Unsung Hero: Candiani’s Roberto Grimi Talks Looms, Life and Legacy
Too often, the heroes in denim aren’t the ones on the front lines getting all the face time. Sometimes, it’s those working on the ground that are truly doing denim’s duty and fueling the process that creates the fabric we all know and love.
In this case, our unsung hero is Roberto Grimi, selvedge specialist and former head of weaving department at Candiani Denim, where he’s been working for the last 60 years.
Carved in Blue caught up with Roberto to learn more about not only the legacy he has built—and that he plans to leave behind—but about how a life of indigo has shaped both him and the business he works for.
Carved in Blue: How long have you been doing this job? What keeps you there?
Roberto: I started at the company in 1960 so I’ve worked with all four generations of the Candiani family. They have always made me feel as if I am part of the family and that’s what has kept me here all of these years. I’ve never felt like I’m coming to “work” because working at Candiani has always been like working at home.
Carved in Blue: What does the denim industry mean to you?
Roberto: The denim industry means evolution and innovation, a machine that is always moving forward and a race to come up with the next best thing. But for me personally, the denim industry means stability, the ability to create a perfectly woven fabric and share my passion for denim through the work that I do.
Carved in Blue: How important is your role to the greater business?
Roberto: [It’s] essential to the future of heritage denim. The selvedge looms that Candiani uses are from the 1950’s and are no longer made. I know these machines better than anyone because they have been my life for the last 60 years. My job is to share my knowledge with the newer generations who will be responsible to keep these machines working. It brings me happiness to know that my legacy (and looms) will live on after I’ve left Candiani.
Carved in Blue: What do you love most about the job you’re doing?
Roberto: Working with my hands and problem solving. But more than anything, I love passing my knowledge onto my colleagues. It gives me joy to teach others, knowing that even after I am gone, I have helped in some way to keep denim heritage alive.

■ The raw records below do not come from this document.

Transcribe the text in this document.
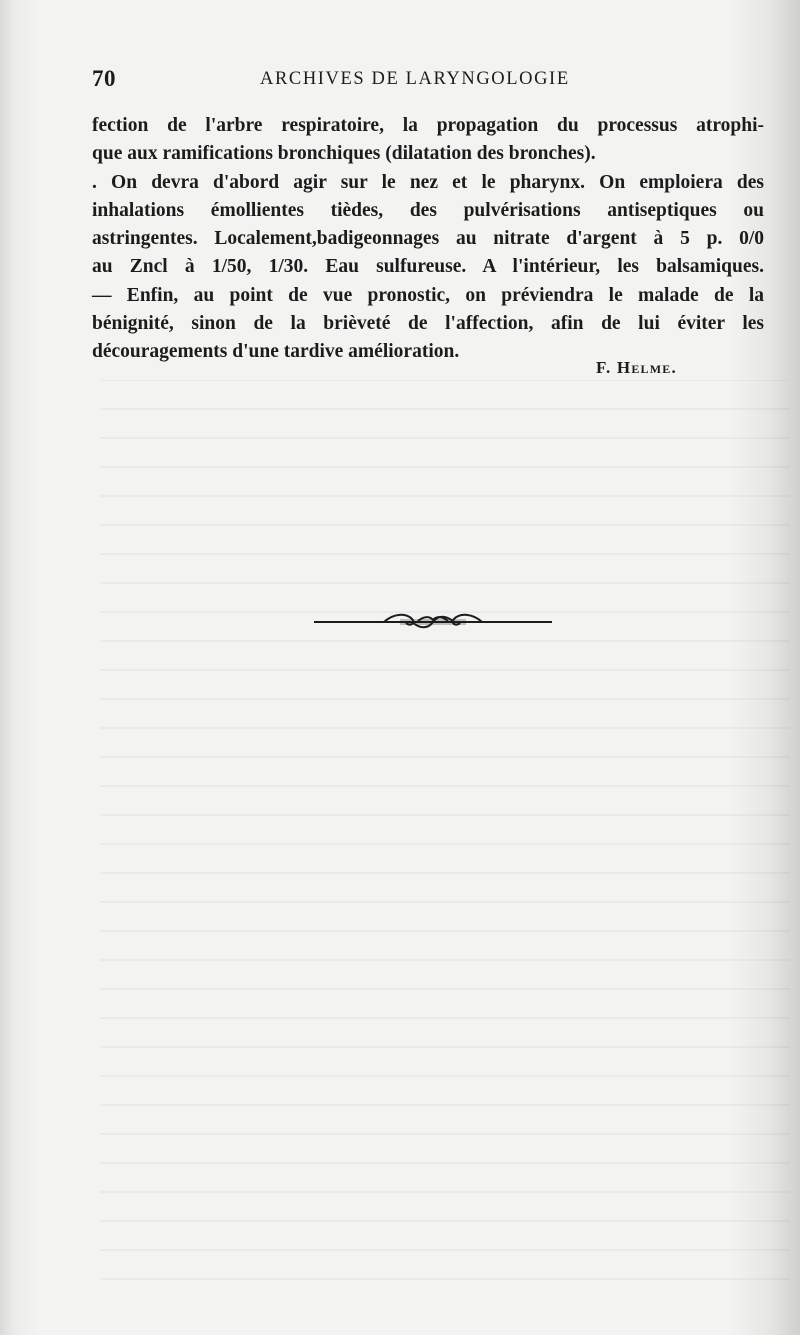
70	ARCHIVES DE LARYNGOLOGIE
fection de l'arbre respiratoire, la propagation du processus atrophi-
que aux ramifications bronchiques (dilatation des bronches).
. On devra d'abord agir sur le nez et le pharynx. On emploiera des
inhalations émollientes tièdes, des pulvérisations antiseptiques ou
astringentes. Localement,badigeonnages au nitrate d'argent à 5 p. 0/0
au Zncl à 1/50, 1/30. Eau sulfureuse. A l'intérieur, les balsamiques.
— Enfin, au point de vue pronostic, on préviendra le malade de la
bénignité, sinon de la brièveté de l'affection, afin de lui éviter les
découragements d'une tardive amélioration.
F. Helme.
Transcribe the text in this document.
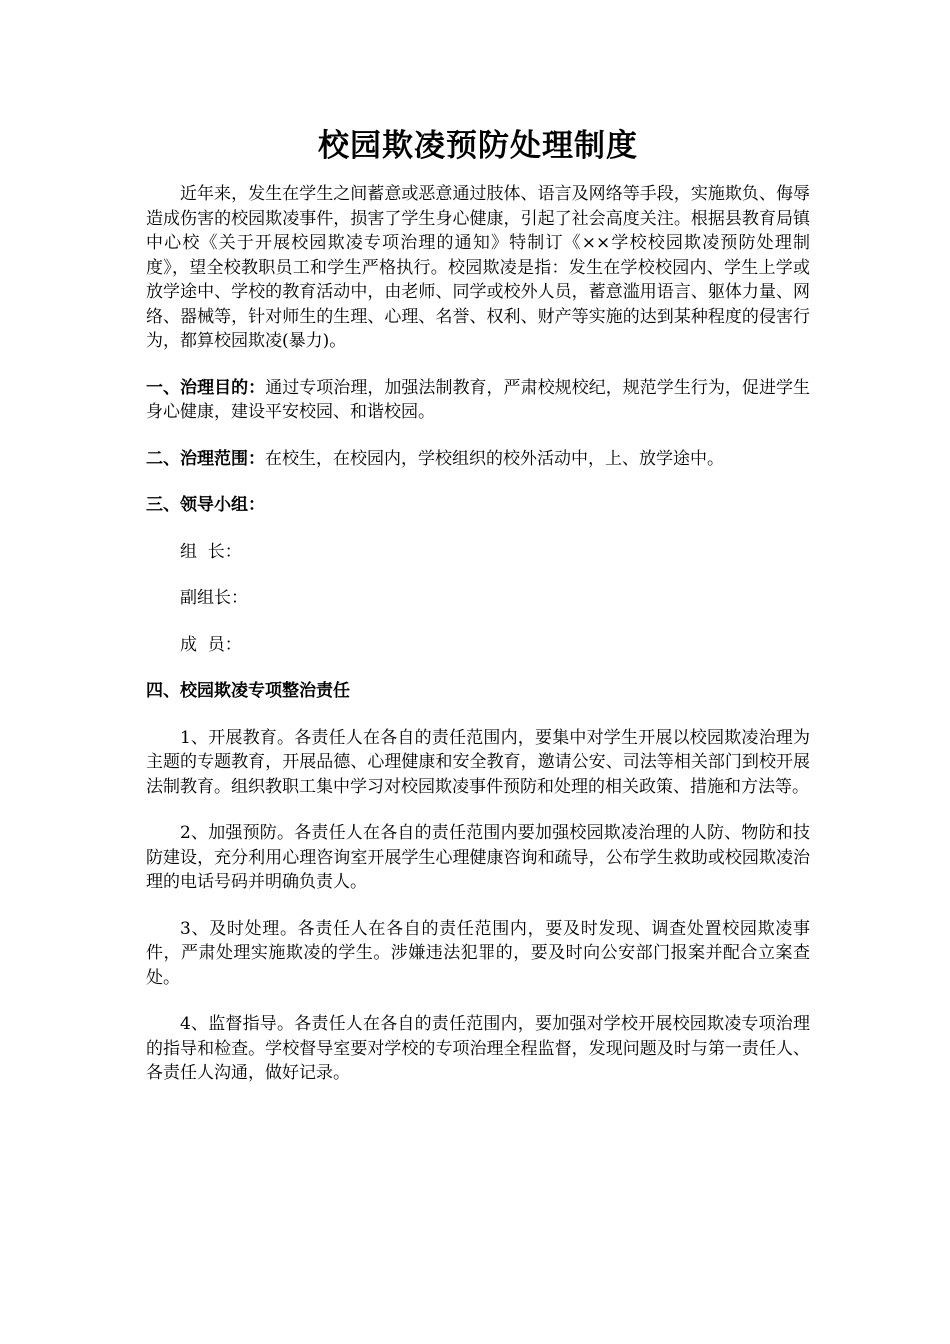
校园欺凌预防处理制度

近年来，发生在学生之间蓄意或恶意通过肢体、语言及网络等手段，实施欺负、侮辱造成伤害的校园欺凌事件，损害了学生身心健康，引起了社会高度关注。根据县教育局镇中心校《关于开展校园欺凌专项治理的通知》特制订《××学校校园欺凌预防处理制度》，望全校教职员工和学生严格执行。校园欺凌是指：发生在学校校园内、学生上学或放学途中、学校的教育活动中，由老师、同学或校外人员，蓄意滥用语言、躯体力量、网络、器械等，针对师生的生理、心理、名誉、权利、财产等实施的达到某种程度的侵害行为，都算校园欺凌(暴力)。

一、治理目的：通过专项治理，加强法制教育，严肃校规校纪，规范学生行为，促进学生身心健康，建设平安校园、和谐校园。

二、治理范围：在校生，在校园内，学校组织的校外活动中，上、放学途中。

三、领导小组：

组  长：

副组长：

成  员：

四、校园欺凌专项整治责任

1、开展教育。各责任人在各自的责任范围内，要集中对学生开展以校园欺凌治理为主题的专题教育，开展品德、心理健康和安全教育，邀请公安、司法等相关部门到校开展法制教育。组织教职工集中学习对校园欺凌事件预防和处理的相关政策、措施和方法等。

2、加强预防。各责任人在各自的责任范围内要加强校园欺凌治理的人防、物防和技防建设，充分利用心理咨询室开展学生心理健康咨询和疏导，公布学生救助或校园欺凌治理的电话号码并明确负责人。

3、及时处理。各责任人在各自的责任范围内，要及时发现、调查处置校园欺凌事件，严肃处理实施欺凌的学生。涉嫌违法犯罪的，要及时向公安部门报案并配合立案查处。

4、监督指导。各责任人在各自的责任范围内，要加强对学校开展校园欺凌专项治理的指导和检查。学校督导室要对学校的专项治理全程监督，发现问题及时与第一责任人、各责任人沟通，做好记录。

Carved in Blue: What do you love most about denim?
Roberto: The perfect selvedge (cimosa perfetta). When I see a flawless selvedge edge being woven on my looms, I know I’ve done something right.
Carved in Blue: What’s the best perk about working in your role?

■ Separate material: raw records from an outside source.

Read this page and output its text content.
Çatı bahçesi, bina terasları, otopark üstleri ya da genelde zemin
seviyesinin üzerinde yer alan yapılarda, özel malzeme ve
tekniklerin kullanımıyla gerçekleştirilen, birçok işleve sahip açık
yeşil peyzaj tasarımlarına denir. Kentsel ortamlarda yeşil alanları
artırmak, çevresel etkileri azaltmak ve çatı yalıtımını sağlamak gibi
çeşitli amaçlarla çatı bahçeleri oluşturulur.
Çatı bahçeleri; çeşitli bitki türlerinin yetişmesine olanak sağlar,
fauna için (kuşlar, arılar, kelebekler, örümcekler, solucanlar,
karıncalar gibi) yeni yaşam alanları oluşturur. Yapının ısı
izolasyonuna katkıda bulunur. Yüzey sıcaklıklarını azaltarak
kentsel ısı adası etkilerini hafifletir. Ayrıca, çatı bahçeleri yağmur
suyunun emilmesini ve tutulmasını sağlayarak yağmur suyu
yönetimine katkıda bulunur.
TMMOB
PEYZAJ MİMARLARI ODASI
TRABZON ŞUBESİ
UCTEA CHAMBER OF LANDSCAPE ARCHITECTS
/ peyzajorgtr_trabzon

Roberto: I get to do what I love everyday–that’s why I won’t retire! You can’t take me away from these amazing looms. I am also very lucky that I get work alongside my children, I have three children who work at Candiani. My son Luca is now the head of the weaving department and we work together every day.
Carved in Blue: What’s one idea you have for the denim industry that you don’t think enough people are talking about?
Roberto: Sustainability in denim can never be discussed enough. But I also feel there should be more focus on education, innovation and transparency. The consumer needs to know how their jeans are being made.
Carved in Blue: What does Carved in Blue mean to you?
Roberto: It makes me think of our ability to “sculpt” indigo. With indigo, we can dye the yarns many beautiful, vibrant shades of blue but we can also take away that color and change the way the indigo looks on the fabric by washing it, and that’s what makes denim so unique.